My Experience with Intermittent Fasting for GERD and Gut Health

Looking back at my experience with intermittent fasting for GERD and gut health, two years later, and with a critical eye, I can say that intermittent fasting doesn’t cause GERD. In fact, doing intermittent fasting regularly may have a positive effect on GERD, too. When done correctly, intermittent fasting can help to reduce inflammation in the digestive tract and improve gut health. Plus, intermittent fasting over a prolonged period of time, where it results in weight loss, can reduce GERD symptoms indirectly through its positive effects on metabolic health.
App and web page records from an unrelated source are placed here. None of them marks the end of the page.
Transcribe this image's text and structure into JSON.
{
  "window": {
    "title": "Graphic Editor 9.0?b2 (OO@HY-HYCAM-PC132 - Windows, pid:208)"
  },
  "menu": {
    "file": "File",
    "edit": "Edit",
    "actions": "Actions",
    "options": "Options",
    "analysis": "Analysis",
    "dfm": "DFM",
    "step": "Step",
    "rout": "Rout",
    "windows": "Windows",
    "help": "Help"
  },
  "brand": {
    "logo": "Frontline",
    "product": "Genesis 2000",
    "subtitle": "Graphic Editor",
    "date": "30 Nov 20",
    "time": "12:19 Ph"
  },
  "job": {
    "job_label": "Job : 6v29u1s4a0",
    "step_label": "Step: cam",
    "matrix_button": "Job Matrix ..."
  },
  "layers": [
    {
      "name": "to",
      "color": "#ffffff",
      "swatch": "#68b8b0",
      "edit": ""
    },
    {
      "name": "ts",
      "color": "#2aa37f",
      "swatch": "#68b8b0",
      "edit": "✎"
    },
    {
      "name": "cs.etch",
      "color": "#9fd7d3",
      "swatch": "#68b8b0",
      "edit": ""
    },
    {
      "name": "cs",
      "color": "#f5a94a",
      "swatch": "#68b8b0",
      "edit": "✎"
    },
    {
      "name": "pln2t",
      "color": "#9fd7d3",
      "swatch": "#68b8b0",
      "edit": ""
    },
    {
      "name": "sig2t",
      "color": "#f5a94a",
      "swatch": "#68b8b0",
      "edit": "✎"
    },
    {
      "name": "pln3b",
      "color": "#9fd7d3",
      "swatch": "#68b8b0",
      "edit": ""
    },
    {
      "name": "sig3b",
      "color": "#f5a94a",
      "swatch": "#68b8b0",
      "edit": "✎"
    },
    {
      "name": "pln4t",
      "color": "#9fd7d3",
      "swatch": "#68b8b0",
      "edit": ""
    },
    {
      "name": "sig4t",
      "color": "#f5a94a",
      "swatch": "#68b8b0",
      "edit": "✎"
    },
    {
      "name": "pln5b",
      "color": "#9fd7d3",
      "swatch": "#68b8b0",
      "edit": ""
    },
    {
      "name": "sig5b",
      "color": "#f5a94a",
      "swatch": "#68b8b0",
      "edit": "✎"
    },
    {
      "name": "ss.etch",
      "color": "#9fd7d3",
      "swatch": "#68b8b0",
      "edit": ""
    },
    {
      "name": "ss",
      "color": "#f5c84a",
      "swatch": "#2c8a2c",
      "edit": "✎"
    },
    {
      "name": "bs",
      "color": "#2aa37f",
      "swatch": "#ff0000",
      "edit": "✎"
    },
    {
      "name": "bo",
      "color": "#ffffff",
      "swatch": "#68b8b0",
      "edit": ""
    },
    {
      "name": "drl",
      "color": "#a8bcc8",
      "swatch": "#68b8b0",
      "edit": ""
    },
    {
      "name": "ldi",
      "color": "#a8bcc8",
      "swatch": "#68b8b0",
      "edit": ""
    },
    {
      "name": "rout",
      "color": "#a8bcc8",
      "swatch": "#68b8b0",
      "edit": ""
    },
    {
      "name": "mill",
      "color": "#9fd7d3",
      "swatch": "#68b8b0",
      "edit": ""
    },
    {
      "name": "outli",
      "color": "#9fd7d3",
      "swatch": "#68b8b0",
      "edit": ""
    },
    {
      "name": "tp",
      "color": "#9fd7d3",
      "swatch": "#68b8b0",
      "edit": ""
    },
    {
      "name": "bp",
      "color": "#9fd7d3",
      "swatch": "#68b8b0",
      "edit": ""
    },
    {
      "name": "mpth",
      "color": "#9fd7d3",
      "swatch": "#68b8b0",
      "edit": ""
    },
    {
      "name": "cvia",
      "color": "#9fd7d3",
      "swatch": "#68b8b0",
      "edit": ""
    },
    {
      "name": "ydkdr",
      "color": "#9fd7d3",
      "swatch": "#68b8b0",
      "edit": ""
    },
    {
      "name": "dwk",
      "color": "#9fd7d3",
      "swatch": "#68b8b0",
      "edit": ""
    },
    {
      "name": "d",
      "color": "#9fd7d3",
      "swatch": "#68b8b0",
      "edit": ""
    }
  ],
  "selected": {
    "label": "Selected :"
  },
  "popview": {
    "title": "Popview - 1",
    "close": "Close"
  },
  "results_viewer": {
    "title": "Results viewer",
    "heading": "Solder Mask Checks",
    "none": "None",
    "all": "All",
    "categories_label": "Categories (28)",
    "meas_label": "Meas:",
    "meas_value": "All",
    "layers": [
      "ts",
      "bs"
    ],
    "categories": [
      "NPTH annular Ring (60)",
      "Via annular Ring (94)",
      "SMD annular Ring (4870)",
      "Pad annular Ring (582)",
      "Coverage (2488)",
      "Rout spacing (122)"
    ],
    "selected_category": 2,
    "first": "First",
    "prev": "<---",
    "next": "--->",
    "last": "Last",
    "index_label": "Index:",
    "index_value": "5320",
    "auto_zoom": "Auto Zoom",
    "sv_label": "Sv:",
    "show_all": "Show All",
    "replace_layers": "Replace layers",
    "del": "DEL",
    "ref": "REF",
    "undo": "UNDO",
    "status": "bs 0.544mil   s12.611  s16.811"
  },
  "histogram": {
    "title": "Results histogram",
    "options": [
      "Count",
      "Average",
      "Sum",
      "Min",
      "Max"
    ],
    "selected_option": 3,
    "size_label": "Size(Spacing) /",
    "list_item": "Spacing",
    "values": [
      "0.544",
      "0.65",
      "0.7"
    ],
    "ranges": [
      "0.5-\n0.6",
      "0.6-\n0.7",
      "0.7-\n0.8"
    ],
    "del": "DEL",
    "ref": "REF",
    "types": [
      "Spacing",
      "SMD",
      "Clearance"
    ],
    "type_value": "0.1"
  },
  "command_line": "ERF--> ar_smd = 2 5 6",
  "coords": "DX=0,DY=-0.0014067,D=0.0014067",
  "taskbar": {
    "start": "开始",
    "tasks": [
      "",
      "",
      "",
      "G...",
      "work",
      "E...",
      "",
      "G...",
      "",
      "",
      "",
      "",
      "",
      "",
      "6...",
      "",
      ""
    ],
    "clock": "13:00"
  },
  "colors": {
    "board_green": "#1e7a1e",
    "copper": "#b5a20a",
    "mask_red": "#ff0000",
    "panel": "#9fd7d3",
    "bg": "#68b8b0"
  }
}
Intermittent fasting can be an effective way to manage GERD. However, it’s important to make gradual nutrition and lifestyle changes to avoid acid reflux while fasting. Additionally, it’s important to stay hydrated and to avoid foods that can trigger GERD symptoms. With the right diet and lifestyle changes, intermittent fasting can help to reduce GERD symptoms and improve overall gut health.

Does not consuming food lead to an increase in GERD symptoms?

If you haven’t eaten in a while, your stomach could become filled with a buildup of stomach acid, leading to acid reflux, heartburn, nausea, and hunger pains.

What are the consequences of eating quickly when you have GERD?

Eating too quickly can increase the risk of GERD because it causes
the stomach to fill up too quickly, leading to more stomach acids being forced
up into the esophagus.

Does not eating meals assist with GERD?

Not eating regularly or consuming certain foods can sometimes result in acid reflux, a condition in which stomach acid rises up into the esophagus, causing a burning sensation in the lower chest. This is commonly referred to as heartburn.

Which diet is most beneficial for people with GERD and wanting to lose weight?

Consume lots of whole, unprocessed foods that are low in fat and sugar, like fruits, veggies, whole grains, skim dairy items, and fish. Avoid greasy meats, sugary beverages (particularly soda), processed foods, and high-fat sugary desserts. Minimize or abstain from alcohol and caffeine.